Estimand type: EstimandType.NONPARAMETRIC_ATE

### Estimand : 1
Estimand name: backdoor
Estimand expression:
    d
─────────(E[y|W1,W3,W0,W2])
d[v₀  v₁]
Estimand assumption 1, Unconfoundedness: If U→{v0,v1} and U→y then P(y|v0,v1,W1,W3,W0,W2,U) = P(y|v0,v1,W1,W3,W0,W2)

### Estimand : 2
Estimand name: iv
No such variable(s) found!

### Estimand : 3
Estimand name: frontdoor
No such variable(s) found!

Linear model#

Let us first see an example for a linear model.
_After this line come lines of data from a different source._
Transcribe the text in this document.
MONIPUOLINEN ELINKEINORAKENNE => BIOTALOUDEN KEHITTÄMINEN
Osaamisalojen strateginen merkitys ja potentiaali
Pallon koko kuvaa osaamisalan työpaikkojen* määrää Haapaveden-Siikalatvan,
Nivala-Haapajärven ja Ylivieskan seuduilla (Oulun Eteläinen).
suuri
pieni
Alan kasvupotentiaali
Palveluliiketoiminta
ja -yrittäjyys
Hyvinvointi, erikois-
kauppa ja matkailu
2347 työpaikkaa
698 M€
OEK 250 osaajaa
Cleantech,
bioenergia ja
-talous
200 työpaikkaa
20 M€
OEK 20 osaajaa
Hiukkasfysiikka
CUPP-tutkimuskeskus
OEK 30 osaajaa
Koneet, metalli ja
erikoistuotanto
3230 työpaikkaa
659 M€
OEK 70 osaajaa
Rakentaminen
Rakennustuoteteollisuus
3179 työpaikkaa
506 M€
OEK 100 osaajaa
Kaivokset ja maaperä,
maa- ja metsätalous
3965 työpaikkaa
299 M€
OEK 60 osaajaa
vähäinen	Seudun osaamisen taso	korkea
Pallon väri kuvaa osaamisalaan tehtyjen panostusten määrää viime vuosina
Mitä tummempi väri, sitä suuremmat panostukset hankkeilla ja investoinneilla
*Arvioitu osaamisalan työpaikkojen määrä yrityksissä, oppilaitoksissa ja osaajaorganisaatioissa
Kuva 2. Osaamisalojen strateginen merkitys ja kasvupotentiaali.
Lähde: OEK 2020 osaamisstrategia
The control_value and treatment_value can be provided as a tuple/list when the treatment is multi-dimensional.

The interpretation is change in y when v0 and v1 are changed from (0,0) to (1,1).

[6]:

linear_estimate = model.estimate_effect(identified_estimand,
                                        method_name="backdoor.linear_regression",
                                        control_value=(0,0),
                                        treatment_value=(1,1),
                                        method_params={'need_conditional_estimates': False})
print(linear_estimate)

*** Causal Estimate ***

## Identified estimand
Estimand type: EstimandType.NONPARAMETRIC_ATE

### Estimand : 1
Estimand name: backdoor
Estimand expression:
    d
─────────(E[y|W1,W3,W0,W2])
d[v₀  v₁]
Estimand assumption 1, Unconfoundedness: If U→{v0,v1} and U→y then P(y|v0,v1,W1,W3,W0,W2,U) = P(y|v0,v1,W1,W3,W0,W2)

## Realized estimand
b: y~v0+v1+W1+W3+W0+W2+v0*X0+v0*X1+v1*X0+v1*X1
Target units: ate

## Estimate
Mean value: 22.25845726793183

You can estimate conditional effects, based on effect modifiers.

[7]:

linear_estimate = model.estimate_effect(identified_estimand,
                                        method_name="backdoor.linear_regression",
                                        control_value=(0,0),
                                        treatment_value=(1,1))
print(linear_estimate)

*** Causal Estimate ***

## Identified estimand
Estimand type: EstimandType.NONPARAMETRIC_ATE

### Estimand : 1
Estimand name: backdoor
Estimand expression:
    d
─────────(E[y|W1,W3,W0,W2])
d[v₀  v₁]
Estimand assumption 1, Unconfoundedness: If U→{v0,v1} and U→y then P(y|v0,v1,W1,W3,W0,W2,U) = P(y|v0,v1,W1,W3,W0,W2)

## Realized estimand
b: y~v0+v1+W1+W3+W0+W2+v0*X0+v0*X1+v1*X0+v1*X1
Target units:

## Estimate
Mean value: 22.25845726793183
### Conditional Estimates
__categorical__X0  __categorical__X1
(-3.306, -0.28]    (-3.65, -0.846]     -14.213706
                   (-0.846, -0.269]      5.928376
                   (-0.269, 0.25]       18.385412
                   (0.25, 0.853]        31.043649
                   (0.853, 4.86]        51.529347
(-0.28, 0.302]     (-3.65, -0.846]     -13.082238
                   (-0.846, -0.269]      8.109030
                   (-0.269, 0.25]       20.594350
                   (0.25, 0.853]        33.728952
                   (0.853, 4.86]        53.943140
(0.302, 0.802]     (-3.65, -0.846]     -10.653578
                   (-0.846, -0.269]      9.353780
                   (-0.269, 0.25]       22.335409
                   (0.25, 0.853]        34.773520
                   (0.853, 4.86]        56.268985
(0.802, 1.379]     (-3.65, -0.846]      -9.280687
                   (-0.846, -0.269]     10.641964
                   (-0.269, 0.25]       23.494075
                   (0.25, 0.853]        36.585261
                   (0.853, 4.86]        56.801042
(1.379, 4.106]     (-3.65, -0.846]      -8.579829
                   (-0.846, -0.269]     13.522220
                   (-0.269, 0.25]       26.088410
                   (0.25, 0.853]        38.839871
                   (0.853, 4.86]        60.410755
dtype: float64

More methods#

You can also use methods from EconML or CausalML libraries that support multiple treatments. You can look at examples from the conditional effect notebook: https://py-why.github.io/dowhy/example_notebooks/dowhy-conditional-treatment-effects.html

Propensity-based methods do not support multiple treatments currently.